All told, he used the s-word 11 times, prompting one wonk to note, "There's so much cussing in this proceeding, I don't know if I'm watching a Senate hearing or 'Treme.'"

Swearing is a hallowed tradition in politics, though it's generally done behind closed doors (on his personal tapes, Richard Nixon seemed to be attempting to set some kind of record for profanity). In some cases, swearing not meant to become public becomes public, causing some trouble for the issuer, who may find him or herself accused by moralizers of hastening the decline of the republic. Dick Cheney caught significant flack for telling Sen. Patrick Leahy to go fornicate with himself inside the Senate chamber; Vice President Joe Biden was caught on microphone telling President Barack Obama that the passage of health care reform was "a big [effing] deal;" and Sen. Jim Bunning told a fellow senator pleading that he cease his filibuster on extending unemployment benefits, "tough s---."

Being caught swearing is one thing. Deliberately swearing, in a committee hearing no less, is quite another. A search of congressional transcripts from the last 15 years shows that when a Congressperson or Senator does break into longshoremanese, certain informal guidelines are still observed. First, the swear is generally spoken in the form of quoting someone else's original cussing. This allows the user to harness the punch of the profanity, without coming across as profane.
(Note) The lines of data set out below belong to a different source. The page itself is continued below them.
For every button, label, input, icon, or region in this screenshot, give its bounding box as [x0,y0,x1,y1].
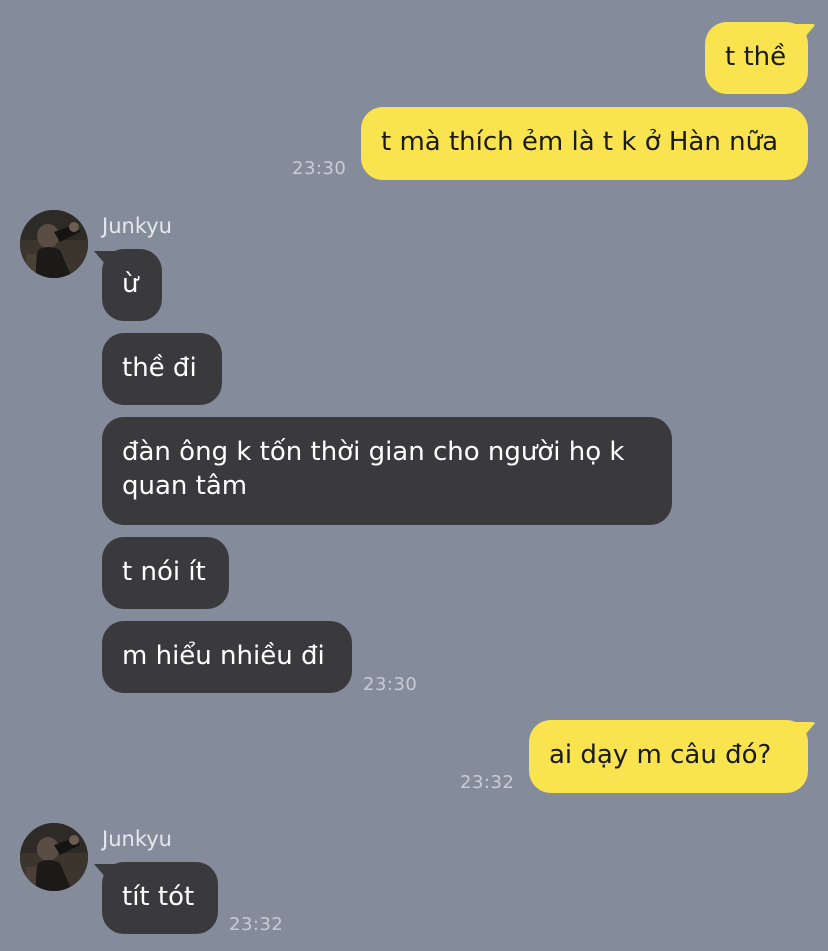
message-text: t thề [725,42,787,72]
message-timestamp: 23:32 [460,772,515,793]
message-text: t mà thích ẻm là t k ở Hàn nữa [381,127,778,157]
incoming-message-bubble[interactable]: đàn ông k tốn thời gian cho người họ k q… [102,417,672,525]
message-text: tít tót [122,882,195,912]
message-text: đàn ông k tốn thời gian cho người họ k q… [122,437,625,501]
message-timestamp: 23:30 [292,158,347,179]
message-timestamp: 23:30 [363,674,418,695]
message-text: thề đi [122,353,197,383]
incoming-message-bubble[interactable]: m hiểu nhiều đi [102,621,352,693]
incoming-message-bubble[interactable]: ừ [102,249,162,321]
contact-avatar[interactable] [20,210,88,278]
message-text: t nói ít [122,557,206,587]
sender-name: Junkyu [102,214,172,238]
message-text: ai dạy m câu đó? [549,740,772,770]
incoming-message-bubble[interactable]: thề đi [102,333,222,405]
message-timestamp: 23:32 [229,914,284,935]
outgoing-message-bubble[interactable]: t mà thích ẻm là t k ở Hàn nữa [361,107,808,180]
contact-avatar[interactable] [20,823,88,891]
avatar-photo-icon [20,823,88,891]
avatar-photo-icon [20,210,88,278]
sender-name: Junkyu [102,827,172,851]
incoming-message-bubble[interactable]: tít tót [102,862,218,934]
message-text: ừ [122,269,139,299]
incoming-message-bubble[interactable]: t nói ít [102,537,229,609]
outgoing-message-bubble[interactable]: t thề [705,22,808,94]
chat-thread: t thề 23:30 t mà thích ẻm là t k ở Hàn n… [0,0,828,951]
message-text: m hiểu nhiều đi [122,641,325,671]
outgoing-message-bubble[interactable]: ai dạy m câu đó? [529,720,808,793]
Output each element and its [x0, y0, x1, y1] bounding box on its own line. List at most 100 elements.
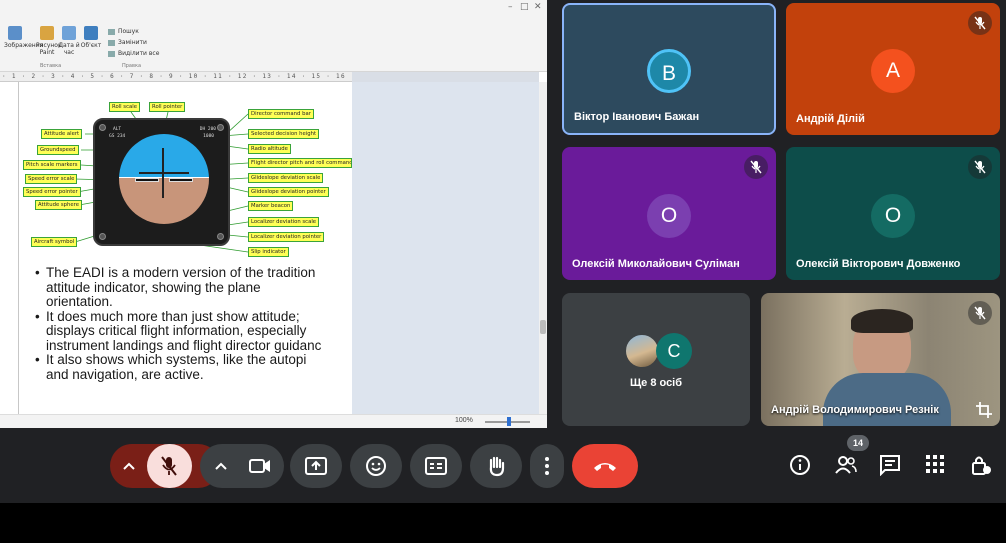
vertical-scrollbar[interactable]	[539, 82, 547, 414]
select-all-button[interactable]: Виділити все	[108, 50, 159, 57]
eadi-callout: Roll scale	[109, 102, 140, 112]
scroll-thumb[interactable]	[540, 320, 546, 334]
hang-up-icon	[594, 463, 616, 471]
editor-status-bar: 100%	[0, 414, 547, 428]
others-tile[interactable]: С Ще 8 осіб	[562, 293, 750, 426]
document-background	[352, 82, 539, 414]
eadi-callout: Glideslope deviation pointer	[248, 187, 329, 197]
more-vert-icon	[545, 457, 549, 475]
participant-count-badge: 14	[847, 435, 869, 451]
meeting-info-button[interactable]	[789, 454, 813, 478]
present-icon	[305, 457, 327, 475]
eadi-callout: Speed error scale	[25, 174, 78, 184]
find-button[interactable]: Пошук	[108, 28, 139, 35]
raise-hand-button[interactable]	[470, 444, 522, 488]
participant-name: Віктор Іванович Бажан	[574, 111, 700, 123]
crop-icon[interactable]	[974, 400, 994, 420]
eadi-callout: Attitude alert	[41, 129, 83, 139]
participant-name: Андрій Ділій	[796, 113, 865, 125]
hand-icon	[489, 456, 505, 477]
instrument-text: GS 234	[109, 134, 126, 139]
instrument-text: 1080	[203, 134, 214, 139]
captions-button[interactable]	[410, 444, 462, 488]
lock-person-icon	[972, 456, 991, 475]
activities-button[interactable]	[925, 454, 949, 478]
eadi-diagram: ALT GS 234 DH 200 1080 Roll scale Roll p…	[19, 82, 352, 262]
avatar: А	[871, 49, 915, 93]
insert-picture-button[interactable]: Зображення	[4, 26, 43, 49]
ribbon-label: Об'єкт	[80, 42, 102, 49]
info-icon	[790, 455, 810, 475]
eadi-callout: Glideslope deviation scale	[248, 173, 324, 183]
eadi-callout: Flight director pitch and roll command	[248, 158, 352, 168]
bullet-line: • It also shows which systems, like the a…	[35, 352, 307, 367]
apps-grid-icon	[926, 455, 944, 473]
more-options-button[interactable]	[530, 444, 564, 488]
people-button[interactable]	[834, 454, 858, 478]
object-icon	[84, 26, 98, 40]
instrument-text: DH 200	[199, 127, 216, 132]
eadi-callout: Groundspeed	[37, 145, 79, 155]
editor-ribbon: – □ ✕ Зображення Рисунок Paint Дата й ча…	[0, 0, 547, 72]
host-controls-button[interactable]	[970, 454, 994, 478]
shared-screen: – □ ✕ Зображення Рисунок Paint Дата й ча…	[0, 0, 547, 428]
video-options-button[interactable]	[200, 444, 240, 488]
leave-call-button[interactable]	[572, 444, 638, 488]
bullet-line: attitude indicator, showing the plane	[46, 279, 261, 295]
paint-icon	[40, 26, 54, 40]
insert-object-button[interactable]: Об'єкт	[80, 26, 102, 49]
reactions-button[interactable]	[350, 444, 402, 488]
replace-button[interactable]: Замінити	[108, 39, 147, 46]
eadi-callout: Slip indicator	[248, 247, 289, 257]
instrument-text: ALT	[113, 127, 122, 132]
chat-button[interactable]	[879, 454, 903, 478]
eadi-callout: Attitude sphere	[35, 200, 82, 210]
participant-tile[interactable]: А Андрій Ділій	[786, 3, 1000, 135]
pitch-command-bar	[139, 172, 189, 174]
avatar: О	[871, 194, 915, 238]
bullet-line: • It does much more than just show attitu…	[35, 308, 300, 324]
participant-tile[interactable]: В Віктор Іванович Бажан	[562, 3, 776, 135]
attitude-sphere	[119, 134, 209, 224]
present-screen-button[interactable]	[290, 444, 342, 488]
webcam-person-body	[823, 373, 951, 426]
eadi-callout: Localizer deviation scale	[248, 217, 320, 227]
camera-off-icon	[249, 459, 270, 473]
people-icon	[835, 456, 857, 474]
eadi-callout: Pitch scale markers	[23, 160, 81, 170]
date-time-button[interactable]: Дата й час	[58, 26, 80, 56]
paint-drawing-button[interactable]: Рисунок Paint	[36, 26, 62, 56]
camera-toggle-button[interactable]	[240, 444, 284, 488]
select-all-icon	[108, 50, 115, 57]
minimize-icon[interactable]: –	[508, 2, 513, 12]
eadi-callout: Selected decision height	[248, 129, 320, 139]
audio-options-button[interactable]	[110, 444, 148, 488]
find-icon	[108, 28, 115, 35]
bullet-line: • The EADI is a modern version of the tra…	[35, 265, 316, 280]
eadi-callout: Localizer deviation pointer	[248, 232, 325, 242]
close-icon[interactable]: ✕	[534, 2, 542, 12]
ribbon-label: Дата й час	[58, 42, 80, 56]
document-page: ALT GS 234 DH 200 1080 Roll scale Roll p…	[18, 82, 352, 414]
avatar: О	[647, 194, 691, 238]
participant-tile[interactable]: О Олексій Вікторович Довженко	[786, 147, 1000, 280]
bullet-line: instrument landings and flight director …	[46, 337, 322, 353]
avatar: С	[656, 333, 692, 369]
mic-off-icon	[968, 155, 992, 179]
maximize-icon[interactable]: □	[520, 2, 529, 12]
mic-toggle-button[interactable]	[147, 444, 192, 488]
participant-name: Олексій Вікторович Довженко	[796, 258, 961, 270]
aircraft-symbol	[169, 178, 193, 182]
replace-icon	[108, 39, 115, 46]
chevron-up-icon	[215, 462, 227, 470]
mic-off-icon	[968, 301, 992, 325]
chat-icon	[880, 455, 900, 477]
eadi-callout: Director command bar	[248, 109, 314, 119]
mic-off-icon	[968, 11, 992, 35]
zoom-slider-handle[interactable]	[507, 417, 511, 426]
chevron-up-icon	[123, 462, 135, 470]
participant-video-tile[interactable]: Андрій Володимирович Резнік	[761, 293, 1000, 426]
ruler: · 1 · 2 · 3 · 4 · 5 · 6 · 7 · 8 · 9 · 10…	[0, 72, 381, 82]
camera-control-group	[200, 444, 284, 488]
participant-tile[interactable]: О Олексій Миколайович Суліман	[562, 147, 776, 280]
The second (and by far trickier) use is swearing purely for effect -- to come across as truly angry about the issue at hand -- while at the same time making it seem like the bad word(s) just slipped out. In 2008, Sen. David Vitter, R-La., condemned automaker bailout efforts that gave the car companies federal money before they showed a viable business plan, saying "Isn't that, to use a common phrase, just ass backwards?" In 2001, Rep. Christopher Shays, R-Conn., sitting on a committee investigating FBI corruption in Boston, unloaded on a dirty and unremorseful agent whose actions led to the 30-year imprisonment of an innocent man: "You don't seem to give a s---. Excuse me. You don't seem to care." (Shays, it should be noted, later got caught screaming profanity at a Capitol police officer -- a less-effective use of public swearing.)

Levin's case falls into a gray area. He was quoting from evidence to make his case, but at the same time, he was clearly swearing both for emphasis and catharsis -- trying to make a point as committee chair, while at the same time showing constituents he was truly sincere in his disdain for the one organization in America more roundly hated than Congress. Was it effective? In terms of gaining him a lot of press it was. But strategically, he overplayed his hand.

That's because the biggest key to using profanity constructively in delicate situations is carefully picking your shots and employing a less-is-more approach. On CSPAN, you could hear a rustle of laughter after the first "sh---y deal." Levin knew that would be the response, and duly waited for it to subside, peering balefully over his reading glasses. The subsequent "sh---y deals," however, were met largely with silence (save for the sound of millions of hyphens tapped out by reporters seeking to cover the exchange without running afoul of decency standards). This suggested Levin had exhausted whatever rhetorical power the word carried. He got greedy, lazy.

Let this be a lesson to future committee chairs in these turbulent times: Sometimes just one sh---y deal is enough.